Several big US city mayors have gone silent on city-based cryptocurrencies, which they earlier supported as a solution to many of their towns’ challenges.
CityCoins, a Delaware-based business, has persuaded mayors in cities such as New York and Miami to launch city-branded blockchain initiatives. However, Miami’s crypto, named MiamiCoin, has encountered a snag: its value has dropped by about 95 percent since peaking in September, according to Quartz.
Miami paid out part of its MiamiCoin assets for the first time in February, a $5.25 million cash injection that mayor Francis Suarez described as a “historic event for our city.”
Last year, Suarez went so far as to predict that MiamiCoin may soon replace municipal taxes altogether, allowing the administration to function solely on its crypto assets. However, that fantasy appears to be fading as the token’s value falls.
NYCCoin, the Big Apple’s comparable initiative from CityCoins, was previously welcomed by now-mayor Eric Adams as a method to “push our city forward.” According to Quartz, the coin has dropped 68 percent since Adams took office on January 1, and the scandal-plagued mayor hasn’t addressed NYCCoin since.
Philadelphia, perhaps, made the smarter decision by abandoning ambitions to issue its own coin. According to Quartz, CityCoins such as MiamiCoin are solely speculative assets that cannot be used to exchange goods or services. It, like most other cryptocurrencies, is a highly volatile asset that investors mine and trade.
There is good news. According to the Miami Herald, the proceeds from the February auction may go to a good cause, offering rental help to low-income people.
However, given the coin’s dropping value, future profits are far from assured. Mining the coin is also extremely tough, with investors needing to put up hundreds of dollars to increase their chances of winning a raffle. The prize: the next block of the MiamiCoin blockchain, with the city receiving 30% of the proceeds.

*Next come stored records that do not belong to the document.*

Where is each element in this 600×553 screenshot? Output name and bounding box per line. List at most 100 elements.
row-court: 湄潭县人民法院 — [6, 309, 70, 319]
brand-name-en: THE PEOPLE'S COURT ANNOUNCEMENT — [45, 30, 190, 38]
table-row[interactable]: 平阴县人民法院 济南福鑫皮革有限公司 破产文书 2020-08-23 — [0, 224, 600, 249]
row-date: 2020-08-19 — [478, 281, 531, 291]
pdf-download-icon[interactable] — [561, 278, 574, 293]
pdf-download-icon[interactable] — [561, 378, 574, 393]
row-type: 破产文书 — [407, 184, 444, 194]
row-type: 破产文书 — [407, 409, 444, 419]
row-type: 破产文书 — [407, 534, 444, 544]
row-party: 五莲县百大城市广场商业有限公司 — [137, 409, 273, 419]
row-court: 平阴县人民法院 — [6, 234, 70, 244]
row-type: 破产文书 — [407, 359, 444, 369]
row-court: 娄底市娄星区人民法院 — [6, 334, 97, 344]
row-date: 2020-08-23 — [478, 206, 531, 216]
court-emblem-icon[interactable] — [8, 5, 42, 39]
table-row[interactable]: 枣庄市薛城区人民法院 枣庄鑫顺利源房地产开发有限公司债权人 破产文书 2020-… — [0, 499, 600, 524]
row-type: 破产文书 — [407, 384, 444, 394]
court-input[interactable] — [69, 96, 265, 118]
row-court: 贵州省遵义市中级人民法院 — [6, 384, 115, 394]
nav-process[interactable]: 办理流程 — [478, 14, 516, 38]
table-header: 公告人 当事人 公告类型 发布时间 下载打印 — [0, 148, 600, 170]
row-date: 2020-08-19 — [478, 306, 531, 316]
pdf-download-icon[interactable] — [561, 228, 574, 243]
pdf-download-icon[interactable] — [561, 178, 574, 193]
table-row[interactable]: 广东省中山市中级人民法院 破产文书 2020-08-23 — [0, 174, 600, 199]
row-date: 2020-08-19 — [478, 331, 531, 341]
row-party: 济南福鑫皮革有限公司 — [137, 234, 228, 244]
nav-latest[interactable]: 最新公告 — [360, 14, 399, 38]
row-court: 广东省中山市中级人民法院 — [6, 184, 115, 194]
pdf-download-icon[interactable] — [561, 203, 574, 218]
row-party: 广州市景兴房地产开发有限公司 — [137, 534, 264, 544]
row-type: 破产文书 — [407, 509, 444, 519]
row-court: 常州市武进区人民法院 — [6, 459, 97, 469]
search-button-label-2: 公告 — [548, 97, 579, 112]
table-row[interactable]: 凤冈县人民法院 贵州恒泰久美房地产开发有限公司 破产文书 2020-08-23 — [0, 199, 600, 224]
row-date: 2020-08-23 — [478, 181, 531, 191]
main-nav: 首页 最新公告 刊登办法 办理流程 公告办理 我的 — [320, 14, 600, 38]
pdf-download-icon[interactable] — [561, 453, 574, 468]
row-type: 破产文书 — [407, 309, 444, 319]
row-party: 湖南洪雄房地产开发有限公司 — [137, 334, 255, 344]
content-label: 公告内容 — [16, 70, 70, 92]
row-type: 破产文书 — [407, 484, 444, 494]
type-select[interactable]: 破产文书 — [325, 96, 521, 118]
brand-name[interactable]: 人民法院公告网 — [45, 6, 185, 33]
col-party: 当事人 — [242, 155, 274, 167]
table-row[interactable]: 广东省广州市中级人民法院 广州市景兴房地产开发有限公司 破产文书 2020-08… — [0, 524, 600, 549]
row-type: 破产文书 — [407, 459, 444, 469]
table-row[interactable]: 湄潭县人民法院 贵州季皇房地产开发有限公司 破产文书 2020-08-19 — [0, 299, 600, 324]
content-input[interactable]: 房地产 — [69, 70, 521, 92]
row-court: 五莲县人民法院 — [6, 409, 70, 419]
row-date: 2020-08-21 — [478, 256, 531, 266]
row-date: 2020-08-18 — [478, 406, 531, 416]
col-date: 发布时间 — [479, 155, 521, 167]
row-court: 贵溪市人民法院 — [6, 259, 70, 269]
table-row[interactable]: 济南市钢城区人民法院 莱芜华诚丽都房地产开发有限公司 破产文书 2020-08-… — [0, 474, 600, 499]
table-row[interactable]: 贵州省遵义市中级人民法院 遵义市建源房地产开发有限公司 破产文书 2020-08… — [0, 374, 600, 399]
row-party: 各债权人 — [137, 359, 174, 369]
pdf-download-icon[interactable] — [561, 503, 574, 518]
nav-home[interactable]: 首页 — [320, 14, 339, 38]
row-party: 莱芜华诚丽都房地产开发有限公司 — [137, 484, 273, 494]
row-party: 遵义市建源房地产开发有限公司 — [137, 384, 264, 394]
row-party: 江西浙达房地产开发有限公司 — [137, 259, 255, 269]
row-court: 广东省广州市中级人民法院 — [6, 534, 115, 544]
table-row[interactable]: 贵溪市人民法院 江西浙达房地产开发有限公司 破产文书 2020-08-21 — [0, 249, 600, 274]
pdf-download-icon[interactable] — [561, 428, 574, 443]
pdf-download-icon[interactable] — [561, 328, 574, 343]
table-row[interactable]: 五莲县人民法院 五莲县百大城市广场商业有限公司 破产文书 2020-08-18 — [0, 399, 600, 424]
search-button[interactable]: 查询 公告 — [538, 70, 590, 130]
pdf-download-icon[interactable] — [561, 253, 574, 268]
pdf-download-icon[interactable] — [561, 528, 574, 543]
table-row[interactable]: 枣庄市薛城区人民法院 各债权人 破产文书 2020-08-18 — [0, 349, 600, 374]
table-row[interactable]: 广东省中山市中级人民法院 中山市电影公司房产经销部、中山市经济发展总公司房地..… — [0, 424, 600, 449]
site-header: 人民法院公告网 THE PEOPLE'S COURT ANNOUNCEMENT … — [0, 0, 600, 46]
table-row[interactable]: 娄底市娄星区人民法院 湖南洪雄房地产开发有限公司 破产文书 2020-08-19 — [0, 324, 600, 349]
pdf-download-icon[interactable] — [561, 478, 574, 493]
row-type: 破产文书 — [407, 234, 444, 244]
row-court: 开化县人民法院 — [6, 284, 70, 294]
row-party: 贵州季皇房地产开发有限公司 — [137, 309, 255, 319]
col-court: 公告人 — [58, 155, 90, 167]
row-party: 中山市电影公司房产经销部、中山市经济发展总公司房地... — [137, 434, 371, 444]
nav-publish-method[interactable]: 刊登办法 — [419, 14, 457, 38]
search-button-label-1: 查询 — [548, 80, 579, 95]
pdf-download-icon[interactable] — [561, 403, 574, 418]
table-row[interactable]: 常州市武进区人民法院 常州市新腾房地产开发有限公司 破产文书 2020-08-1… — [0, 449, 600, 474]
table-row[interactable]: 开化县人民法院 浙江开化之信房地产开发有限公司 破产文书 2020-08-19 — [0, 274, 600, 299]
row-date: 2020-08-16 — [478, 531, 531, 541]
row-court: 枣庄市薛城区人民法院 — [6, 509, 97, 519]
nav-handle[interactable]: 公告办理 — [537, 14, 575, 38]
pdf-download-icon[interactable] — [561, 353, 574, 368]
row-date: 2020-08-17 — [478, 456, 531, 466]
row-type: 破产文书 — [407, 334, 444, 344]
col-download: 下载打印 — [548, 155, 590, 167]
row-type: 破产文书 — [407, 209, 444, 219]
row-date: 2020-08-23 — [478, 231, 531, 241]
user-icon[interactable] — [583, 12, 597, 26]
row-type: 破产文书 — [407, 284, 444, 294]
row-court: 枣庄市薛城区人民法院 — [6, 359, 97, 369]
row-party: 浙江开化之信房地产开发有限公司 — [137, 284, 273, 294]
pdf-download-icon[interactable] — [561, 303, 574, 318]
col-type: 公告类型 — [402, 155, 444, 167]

Critics contend that the effort consumes far too many city resources. Furthermore, CityCoins’ tokens, like all other cryptocurrencies, operate in a regulatory vacuum, with federal agencies closely monitoring the startup’s operations, according to Quartz. Nobody knows where this leaves MiamiCoin’s future. Suarez, for one, isn’t so sure.
“I’m not sure if it’s going to work,” the mayor told the Miami Herald in February. “Innovation is not always successful.”